To combat this robotic classroom atmosphere, Keasler urges students to turn on their cameras and participate in class as fully and as frequently as possible.

“Teachers want to see your faces; teachers want to feel like they’re talking to real students,” Keasler said. “We actually do want to know what you did this weekend, every Monday when we ask, ‘How was your weekend?’ Yes, it’s a time filler, but we want to know! I want to know that you’re watching the same shows I’m watching; I want recommendations on what to do. All the small conversations that happen between the bells — we love those.”

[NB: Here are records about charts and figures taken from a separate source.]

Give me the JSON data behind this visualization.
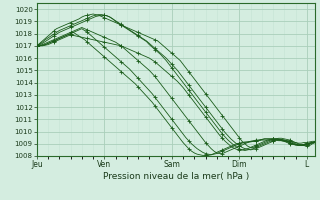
{
  "xlabel": "Pression niveau de la mer( hPa )",
  "ylim": [
    1008,
    1020.5
  ],
  "yticks": [
    1008,
    1009,
    1010,
    1011,
    1012,
    1013,
    1014,
    1015,
    1016,
    1017,
    1018,
    1019,
    1020
  ],
  "xtick_labels": [
    "Jeu",
    "Ven",
    "Sam",
    "Dim",
    "L"
  ],
  "xtick_positions": [
    0,
    24,
    48,
    72,
    96
  ],
  "bg_color": "#d4ede0",
  "grid_color_major": "#aacfba",
  "grid_color_minor": "#c4e4d4",
  "line_color": "#1a5c1a",
  "num_hours": 100,
  "series": [
    [
      1017.0,
      1017.2,
      1017.4,
      1017.6,
      1017.8,
      1018.0,
      1018.2,
      1018.4,
      1018.5,
      1018.6,
      1018.7,
      1018.8,
      1018.9,
      1019.0,
      1019.1,
      1019.2,
      1019.35,
      1019.45,
      1019.5,
      1019.55,
      1019.6,
      1019.55,
      1019.5,
      1019.4,
      1019.3,
      1019.2,
      1019.1,
      1019.0,
      1018.9,
      1018.8,
      1018.7,
      1018.6,
      1018.5,
      1018.4,
      1018.3,
      1018.2,
      1018.1,
      1018.0,
      1017.9,
      1017.8,
      1017.7,
      1017.6,
      1017.5,
      1017.4,
      1017.2,
      1017.0,
      1016.8,
      1016.6,
      1016.4,
      1016.2,
      1016.0,
      1015.8,
      1015.5,
      1015.2,
      1014.9,
      1014.6,
      1014.3,
      1014.0,
      1013.7,
      1013.4,
      1013.1,
      1012.8,
      1012.5,
      1012.2,
      1011.9,
      1011.6,
      1011.3,
      1011.0,
      1010.7,
      1010.4,
      1010.1,
      1009.8,
      1009.5,
      1009.2,
      1009.0,
      1008.8,
      1008.7,
      1008.7,
      1008.8,
      1008.9,
      1009.0,
      1009.1,
      1009.2,
      1009.3,
      1009.35,
      1009.4,
      1009.45,
      1009.45,
      1009.4,
      1009.35,
      1009.3,
      1009.2,
      1009.1,
      1009.0,
      1008.9,
      1008.85,
      1008.8,
      1008.85,
      1009.0,
      1009.1
    ],
    [
      1017.0,
      1017.15,
      1017.3,
      1017.5,
      1017.65,
      1017.8,
      1017.95,
      1018.1,
      1018.25,
      1018.35,
      1018.45,
      1018.55,
      1018.65,
      1018.75,
      1018.85,
      1018.95,
      1019.05,
      1019.15,
      1019.25,
      1019.35,
      1019.45,
      1019.5,
      1019.55,
      1019.55,
      1019.5,
      1019.45,
      1019.35,
      1019.2,
      1019.05,
      1018.9,
      1018.75,
      1018.6,
      1018.45,
      1018.3,
      1018.15,
      1018.0,
      1017.85,
      1017.7,
      1017.55,
      1017.4,
      1017.2,
      1017.0,
      1016.8,
      1016.6,
      1016.4,
      1016.2,
      1016.0,
      1015.75,
      1015.5,
      1015.25,
      1015.0,
      1014.7,
      1014.4,
      1014.1,
      1013.8,
      1013.5,
      1013.2,
      1012.9,
      1012.6,
      1012.3,
      1012.0,
      1011.7,
      1011.4,
      1011.1,
      1010.8,
      1010.5,
      1010.2,
      1009.9,
      1009.65,
      1009.4,
      1009.2,
      1009.0,
      1008.85,
      1008.7,
      1008.6,
      1008.55,
      1008.5,
      1008.55,
      1008.6,
      1008.7,
      1008.8,
      1008.9,
      1009.0,
      1009.1,
      1009.2,
      1009.3,
      1009.35,
      1009.35,
      1009.3,
      1009.25,
      1009.2,
      1009.1,
      1009.0,
      1008.9,
      1008.85,
      1008.85,
      1008.9,
      1009.0,
      1009.1,
      1009.2
    ],
    [
      1017.0,
      1017.1,
      1017.2,
      1017.35,
      1017.5,
      1017.65,
      1017.8,
      1017.95,
      1018.1,
      1018.2,
      1018.3,
      1018.4,
      1018.5,
      1018.6,
      1018.7,
      1018.8,
      1018.9,
      1019.0,
      1019.1,
      1019.2,
      1019.3,
      1019.4,
      1019.45,
      1019.5,
      1019.5,
      1019.45,
      1019.35,
      1019.2,
      1019.0,
      1018.85,
      1018.7,
      1018.55,
      1018.4,
      1018.25,
      1018.1,
      1017.95,
      1017.8,
      1017.65,
      1017.5,
      1017.35,
      1017.1,
      1016.9,
      1016.7,
      1016.5,
      1016.3,
      1016.05,
      1015.8,
      1015.5,
      1015.2,
      1014.9,
      1014.6,
      1014.3,
      1014.0,
      1013.7,
      1013.4,
      1013.1,
      1012.8,
      1012.5,
      1012.2,
      1011.9,
      1011.6,
      1011.3,
      1011.0,
      1010.7,
      1010.4,
      1010.1,
      1009.8,
      1009.55,
      1009.3,
      1009.1,
      1008.9,
      1008.75,
      1008.6,
      1008.5,
      1008.45,
      1008.5,
      1008.55,
      1008.6,
      1008.7,
      1008.8,
      1008.9,
      1009.0,
      1009.1,
      1009.2,
      1009.25,
      1009.3,
      1009.3,
      1009.25,
      1009.2,
      1009.15,
      1009.1,
      1009.0,
      1008.9,
      1008.85,
      1008.85,
      1008.9,
      1009.0,
      1009.05,
      1009.1,
      1009.15
    ],
    [
      1017.0,
      1017.05,
      1017.1,
      1017.2,
      1017.3,
      1017.4,
      1017.5,
      1017.6,
      1017.7,
      1017.8,
      1017.9,
      1018.0,
      1018.1,
      1018.2,
      1018.3,
      1018.4,
      1018.5,
      1018.4,
      1018.3,
      1018.2,
      1018.1,
      1018.0,
      1017.9,
      1017.8,
      1017.7,
      1017.6,
      1017.5,
      1017.4,
      1017.3,
      1017.15,
      1017.0,
      1016.8,
      1016.6,
      1016.4,
      1016.2,
      1016.0,
      1015.8,
      1015.6,
      1015.4,
      1015.2,
      1015.0,
      1014.75,
      1014.5,
      1014.2,
      1013.9,
      1013.6,
      1013.3,
      1013.0,
      1012.7,
      1012.4,
      1012.1,
      1011.8,
      1011.5,
      1011.2,
      1010.9,
      1010.6,
      1010.3,
      1010.0,
      1009.7,
      1009.4,
      1009.1,
      1008.85,
      1008.6,
      1008.4,
      1008.25,
      1008.2,
      1008.2,
      1008.3,
      1008.4,
      1008.5,
      1008.6,
      1008.7,
      1008.8,
      1008.9,
      1009.0,
      1009.1,
      1009.15,
      1009.2,
      1009.25,
      1009.3,
      1009.35,
      1009.4,
      1009.4,
      1009.4,
      1009.4,
      1009.4,
      1009.35,
      1009.3,
      1009.25,
      1009.2,
      1009.1,
      1009.0,
      1008.95,
      1008.9,
      1008.9,
      1008.95,
      1009.0,
      1009.05,
      1009.1,
      1009.15
    ],
    [
      1017.0,
      1017.0,
      1017.05,
      1017.1,
      1017.2,
      1017.3,
      1017.4,
      1017.5,
      1017.6,
      1017.7,
      1017.8,
      1017.9,
      1018.0,
      1018.1,
      1018.2,
      1018.3,
      1018.4,
      1018.25,
      1018.1,
      1017.9,
      1017.7,
      1017.5,
      1017.3,
      1017.1,
      1016.9,
      1016.7,
      1016.5,
      1016.3,
      1016.1,
      1015.9,
      1015.7,
      1015.5,
      1015.3,
      1015.1,
      1014.85,
      1014.6,
      1014.35,
      1014.1,
      1013.85,
      1013.6,
      1013.35,
      1013.1,
      1012.8,
      1012.5,
      1012.2,
      1011.9,
      1011.6,
      1011.3,
      1011.0,
      1010.7,
      1010.4,
      1010.1,
      1009.8,
      1009.5,
      1009.25,
      1009.0,
      1008.8,
      1008.6,
      1008.45,
      1008.3,
      1008.2,
      1008.15,
      1008.1,
      1008.15,
      1008.2,
      1008.3,
      1008.4,
      1008.5,
      1008.6,
      1008.7,
      1008.8,
      1008.9,
      1009.0,
      1009.05,
      1009.1,
      1009.15,
      1009.2,
      1009.25,
      1009.3,
      1009.3,
      1009.35,
      1009.4,
      1009.4,
      1009.4,
      1009.4,
      1009.35,
      1009.3,
      1009.3,
      1009.25,
      1009.2,
      1009.1,
      1009.0,
      1008.95,
      1008.9,
      1008.9,
      1008.95,
      1009.0,
      1009.05,
      1009.1,
      1009.1
    ],
    [
      1017.0,
      1017.0,
      1017.05,
      1017.1,
      1017.2,
      1017.3,
      1017.4,
      1017.5,
      1017.6,
      1017.7,
      1017.8,
      1017.9,
      1018.0,
      1018.1,
      1017.95,
      1017.8,
      1017.65,
      1017.5,
      1017.3,
      1017.1,
      1016.9,
      1016.7,
      1016.5,
      1016.3,
      1016.1,
      1015.9,
      1015.7,
      1015.5,
      1015.3,
      1015.1,
      1014.9,
      1014.7,
      1014.5,
      1014.3,
      1014.1,
      1013.9,
      1013.65,
      1013.4,
      1013.15,
      1012.9,
      1012.65,
      1012.4,
      1012.1,
      1011.8,
      1011.5,
      1011.2,
      1010.9,
      1010.6,
      1010.3,
      1010.0,
      1009.7,
      1009.4,
      1009.1,
      1008.85,
      1008.6,
      1008.4,
      1008.25,
      1008.15,
      1008.1,
      1008.05,
      1008.05,
      1008.05,
      1008.1,
      1008.2,
      1008.3,
      1008.4,
      1008.5,
      1008.6,
      1008.7,
      1008.8,
      1008.9,
      1009.0,
      1009.05,
      1009.1,
      1009.15,
      1009.15,
      1009.2,
      1009.2,
      1009.2,
      1009.25,
      1009.3,
      1009.3,
      1009.3,
      1009.3,
      1009.3,
      1009.3,
      1009.25,
      1009.25,
      1009.2,
      1009.1,
      1009.0,
      1008.95,
      1008.9,
      1008.9,
      1008.9,
      1008.95,
      1009.0,
      1009.0,
      1009.05,
      1009.1
    ],
    [
      1017.0,
      1017.0,
      1017.0,
      1017.05,
      1017.1,
      1017.2,
      1017.3,
      1017.4,
      1017.5,
      1017.6,
      1017.7,
      1017.8,
      1017.9,
      1017.85,
      1017.8,
      1017.75,
      1017.7,
      1017.65,
      1017.6,
      1017.55,
      1017.5,
      1017.45,
      1017.4,
      1017.35,
      1017.3,
      1017.25,
      1017.2,
      1017.15,
      1017.1,
      1017.05,
      1017.0,
      1016.9,
      1016.8,
      1016.7,
      1016.6,
      1016.5,
      1016.4,
      1016.3,
      1016.2,
      1016.1,
      1016.0,
      1015.85,
      1015.7,
      1015.5,
      1015.3,
      1015.1,
      1014.9,
      1014.7,
      1014.5,
      1014.3,
      1014.1,
      1013.85,
      1013.6,
      1013.3,
      1013.0,
      1012.7,
      1012.4,
      1012.1,
      1011.8,
      1011.5,
      1011.2,
      1010.9,
      1010.6,
      1010.3,
      1010.0,
      1009.7,
      1009.45,
      1009.2,
      1009.0,
      1008.8,
      1008.65,
      1008.55,
      1008.5,
      1008.5,
      1008.55,
      1008.6,
      1008.7,
      1008.8,
      1008.9,
      1009.0,
      1009.1,
      1009.2,
      1009.3,
      1009.35,
      1009.4,
      1009.4,
      1009.4,
      1009.35,
      1009.3,
      1009.25,
      1009.2,
      1009.15,
      1009.1,
      1009.05,
      1009.05,
      1009.1,
      1009.1,
      1009.15,
      1009.2,
      1009.2
    ]
  ]
}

In lieu of conversing with their students, Eastham and Keasler —both mothers as well as teachers —have found solace in spending “no-tech time” with their families. Keasler and her daughter have taken up roller skating, while Eastham uses running as an outlet.

“I hate running,” Eastham said. “I’m specifically doing it just so I can feel accomplished at the end of the day. I’m doing something I hate because I need some project. I need some goal.”

Despite the dwindling motivation, the Zoom-induced migraines, and the faceless students, these teachers keep pushing through, day after day, Zoom call after Zoom call. And in the meantime, they focus on the light at the end of the tunnel.

“I just know that the next day is going to be better. And I know that, in theory, there’s an end to this,” Keasler said.